Saudi Tourism Authority

Agency overview
- Formed: March 10, 2020; 6 years ago
- Jurisdiction: Government of Saudi Arabia
- Headquarters: Alharith ibn Zahrah Street, Al Raed, Riyadh 12355, Saudi Arabia;
- Agency executives: Ahmed bin Aqil al-Khateeb, Chairman; Fahd Hamidaddin, CEO;
- Parent agency: Ministry of Tourism
- Website: sta.gov.sa Visit Saudi

= Saudi Tourism Authority =

Subsidiary governmental body which focuses on promoting Saudi Arabia's tourism

The Saudi Tourism Authority (STA) (الهيئة السعودية للسياحة) is an organ of Saudi Arabia's Ministry of Tourism that is concerned with promoting travel and tourism industry of the country. Established in March 2020 by King Salman against the backdrop of the surging COVID-19 pandemic, it is the official promoter of the Visit Saudi program and supervises tourism-related marketing campaigns domestically and internationally.

== History ==
The Saudi Tourism Authority (STA) was established on March 10, 2020, through a royal decree issued by King Salman after approval from the Council of Ministers and upon recommendations from the Council of Economic and Development Affairs. In June 2020, it launched the Tanaffasa (تنفس) programme, which lasted between 25 June and 30 September that saw 10 natural tourist spots being selected across the country for tourists and travelers to explore Saudi Arabia's summer season. In December 2020, the body organized the Sheeta Haulaka (الشتاء حولك) programme, which lasted between 10 December and the end of March 2021 that saw 17 destinations being selected within Saudi Arabia, allowing tourists and travelers to explore the country's geographical and climatic diversity during the winter season. In March 2021, it launched the Tourism Makers initiative which aimed at encouraging small and medium business enterprises in the private sector to engage in the country's growing tourism industry. In December 2021, it launched the Ruh as-Saudiyah programme (روح السعودية) that organized events to showcase the culture and heritage of Saudi Arabia and aimed at targeting tourists from the member states of the Gulf Cooperation Council as well as the Middle East region. In November 2023, a Tokyo-based travel company, HIS and the Saudi Tourism Authority signed a memorandum of understanding (MoU) to boost tourism in the Kingdom. In November 2023, The Saudi Tourism Authority, along with other Saudi entities, took part in Media Oasis, a Ministry of Media initiative, in France, aims at redefining media coverage by utilizing modern technology in covering national events and global engagements. In 2023, Saudi Arabia welcomed 100 million tourists, reaching its Vision 2030 tourism target seven years ahead of schedule, according to the World Travel & Tourism Council (WTTC).

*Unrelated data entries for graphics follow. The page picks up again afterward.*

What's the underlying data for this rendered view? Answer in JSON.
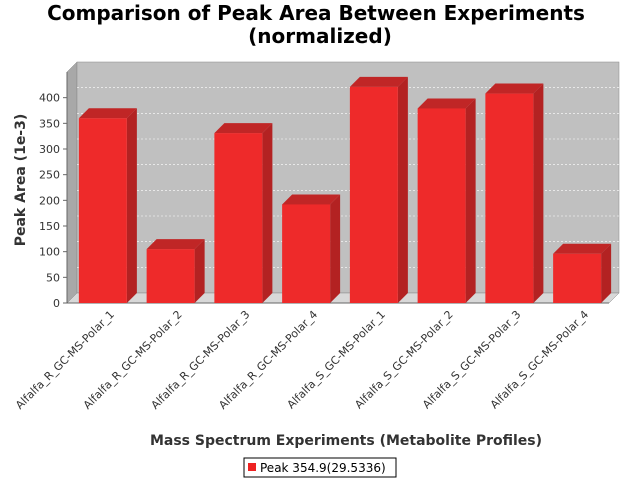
{
  "chart_data": {
    "type": "bar",
    "title": "Comparison of Peak Area Between Experiments",
    "subtitle": "(normalized)",
    "xlabel": "Mass Spectrum Experiments (Metabolite Profiles)",
    "ylabel": "Peak Area (1e-3)",
    "ylim": [
      0,
      450
    ],
    "yticks": [
      0,
      50,
      100,
      150,
      200,
      250,
      300,
      350,
      400
    ],
    "grid": true,
    "legend_placement": "bottom",
    "categories": [
      "Alfalfa_R_GC-MS-Polar_1",
      "Alfalfa_R_GC-MS-Polar_2",
      "Alfalfa_R_GC-MS-Polar_3",
      "Alfalfa_R_GC-MS-Polar_4",
      "Alfalfa_S_GC-MS-Polar_1",
      "Alfalfa_S_GC-MS-Polar_2",
      "Alfalfa_S_GC-MS-Polar_3",
      "Alfalfa_S_GC-MS-Polar_4"
    ],
    "series": [
      {
        "name": "Peak 354.9(29.5336)",
        "color": "#ee2222",
        "values": [
          360,
          105,
          331,
          192,
          421,
          379,
          408,
          96
        ]
      }
    ]
  },
  "colors": {
    "plot_background": "#c0c0c0",
    "plot_side": "#a8a8a8",
    "plot_floor": "#d8d8d8",
    "bar_front": "#ee2a2a",
    "bar_side": "#b32222",
    "bar_top": "#c02626"
  }
}
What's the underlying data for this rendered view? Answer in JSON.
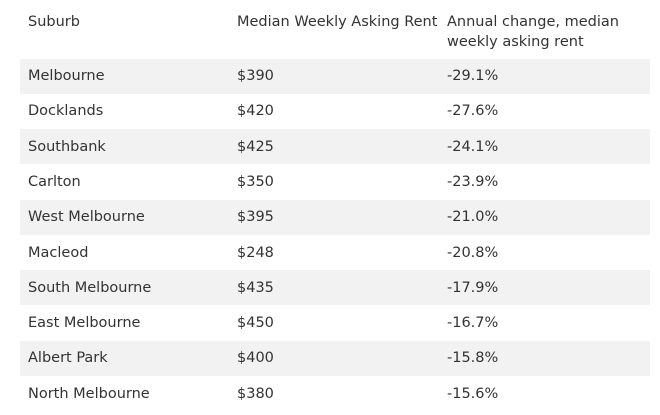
{
  "table": {
    "header": [
      "Suburb",
      "Median Weekly Asking Rent",
      "Annual change, median weekly asking rent"
    ],
    "rows": [
      [
        "Melbourne",
        "$390",
        "-29.1%"
      ],
      [
        "Docklands",
        "$420",
        "-27.6%"
      ],
      [
        "Southbank",
        "$425",
        "-24.1%"
      ],
      [
        "Carlton",
        "$350",
        "-23.9%"
      ],
      [
        "West Melbourne",
        "$395",
        "-21.0%"
      ],
      [
        "Macleod",
        "$248",
        "-20.8%"
      ],
      [
        "South Melbourne",
        "$435",
        "-17.9%"
      ],
      [
        "East Melbourne",
        "$450",
        "-16.7%"
      ],
      [
        "Albert Park",
        "$400",
        "-15.8%"
      ],
      [
        "North Melbourne",
        "$380",
        "-15.6%"
      ]
    ]
  }
}
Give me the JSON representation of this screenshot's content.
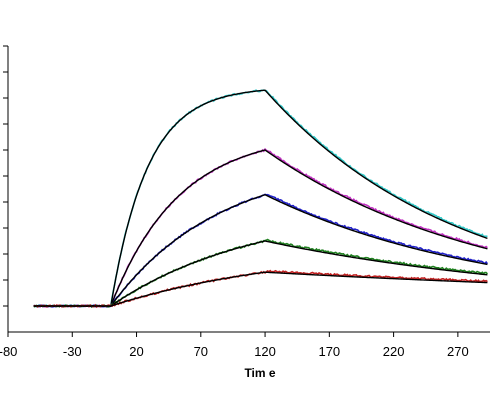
{
  "chart_data": {
    "type": "line",
    "title": "",
    "xlabel": "Tim e",
    "ylabel": "",
    "xlim": [
      -80,
      295
    ],
    "ylim": [
      -5,
      50
    ],
    "x_ticks": [
      -80,
      -30,
      20,
      70,
      120,
      170,
      220,
      270
    ],
    "x_tick_labels": [
      "-80",
      "-30",
      "20",
      "70",
      "120",
      "170",
      "220",
      "270"
    ],
    "y_ticks": [
      0,
      5,
      10,
      15,
      20,
      25,
      30,
      35,
      40,
      45,
      50
    ],
    "grid": false,
    "legend": "none",
    "baseline_start": -60,
    "injection_start": 0,
    "dissociation_start": 120,
    "end": 293,
    "fit_color": "#000000",
    "series": [
      {
        "peak": 41.5,
        "end_value": 13.0,
        "rate": 0.035,
        "color": "#30c8c8"
      },
      {
        "peak": 30.0,
        "end_value": 11.0,
        "rate": 0.019,
        "color": "#c030c0"
      },
      {
        "peak": 21.4,
        "end_value": 8.0,
        "rate": 0.012,
        "color": "#2020c8"
      },
      {
        "peak": 12.5,
        "end_value": 6.0,
        "rate": 0.009,
        "color": "#208020"
      },
      {
        "peak": 6.5,
        "end_value": 4.5,
        "rate": 0.007,
        "color": "#c02020"
      }
    ]
  }
}
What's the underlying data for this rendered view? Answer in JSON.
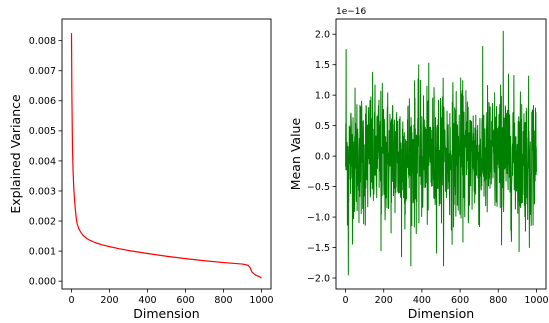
{
  "chart_data": [
    {
      "type": "line",
      "title": "",
      "xlabel": "Dimension",
      "ylabel": "Explained Variance",
      "xlim": [
        -50,
        1050
      ],
      "ylim": [
        -0.00026,
        0.00872
      ],
      "xticks": [
        0,
        200,
        400,
        600,
        800,
        1000
      ],
      "yticks": [
        0.0,
        0.001,
        0.002,
        0.003,
        0.004,
        0.005,
        0.006,
        0.007,
        0.008
      ],
      "ytick_labels": [
        "0.000",
        "0.001",
        "0.002",
        "0.003",
        "0.004",
        "0.005",
        "0.006",
        "0.007",
        "0.008"
      ],
      "grid": false,
      "series": [
        {
          "color": "#ff0000",
          "x": [
            0,
            2,
            5,
            8,
            12,
            16,
            20,
            25,
            30,
            40,
            50,
            60,
            80,
            100,
            130,
            160,
            200,
            250,
            300,
            400,
            500,
            600,
            700,
            800,
            900,
            930,
            940,
            950,
            970,
            990,
            1000
          ],
          "y": [
            0.00825,
            0.0062,
            0.0045,
            0.0037,
            0.0031,
            0.0027,
            0.0024,
            0.0021,
            0.0019,
            0.00172,
            0.00162,
            0.00153,
            0.00142,
            0.00135,
            0.00127,
            0.00121,
            0.00115,
            0.00108,
            0.00102,
            0.00092,
            0.00083,
            0.00075,
            0.00068,
            0.00062,
            0.00057,
            0.00053,
            0.00045,
            0.0003,
            0.0002,
            0.00015,
            0.0001
          ]
        }
      ]
    },
    {
      "type": "line",
      "title": "",
      "xlabel": "Dimension",
      "ylabel": "Mean Value",
      "offset_label": "1e−16",
      "xlim": [
        -50,
        1050
      ],
      "ylim": [
        -2.18,
        2.25
      ],
      "xticks": [
        0,
        200,
        400,
        600,
        800,
        1000
      ],
      "yticks": [
        -2.0,
        -1.5,
        -1.0,
        -0.5,
        0.0,
        0.5,
        1.0,
        1.5,
        2.0
      ],
      "ytick_labels": [
        "−2.0",
        "−1.5",
        "−1.0",
        "−0.5",
        "0.0",
        "0.5",
        "1.0",
        "1.5",
        "2.0"
      ],
      "grid": false,
      "series": [
        {
          "color": "#008000",
          "n_points": 1024,
          "y_range_observed": [
            -1.95,
            2.05
          ],
          "notable_points": [
            {
              "x": 3,
              "y": 1.75
            },
            {
              "x": 15,
              "y": -1.95
            },
            {
              "x": 845,
              "y": 2.05
            },
            {
              "x": 300,
              "y": -1.65
            },
            {
              "x": 190,
              "y": -1.55
            },
            {
              "x": 985,
              "y": -1.5
            }
          ]
        }
      ]
    }
  ]
}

In 2023, STA via its brand "Visit Saudi" sponsored LaLiga and tried to be a sponsor of the 2023 FIFA Women's World Cup, but was dropped after player backlash. In 2024 Lionel Messi as Saudi's tourism ambassador, part of the sponsorship deal with STA, in a global launched campaign titled "Go Beyond What You Think", places a spotlight on Saudi's open culture and the importance of inspiring young Saudi women to reach their full potential.

==Visit Saudi==
Visit Saudi is the official digital gateway to explore the Kingdom’s landmarks, cultural heritage, and authentic hospitality. As the flagship platform of the Saudi Tourism Authority, it provides up-to-date information on destinations, experiences, and events across the Kingdom.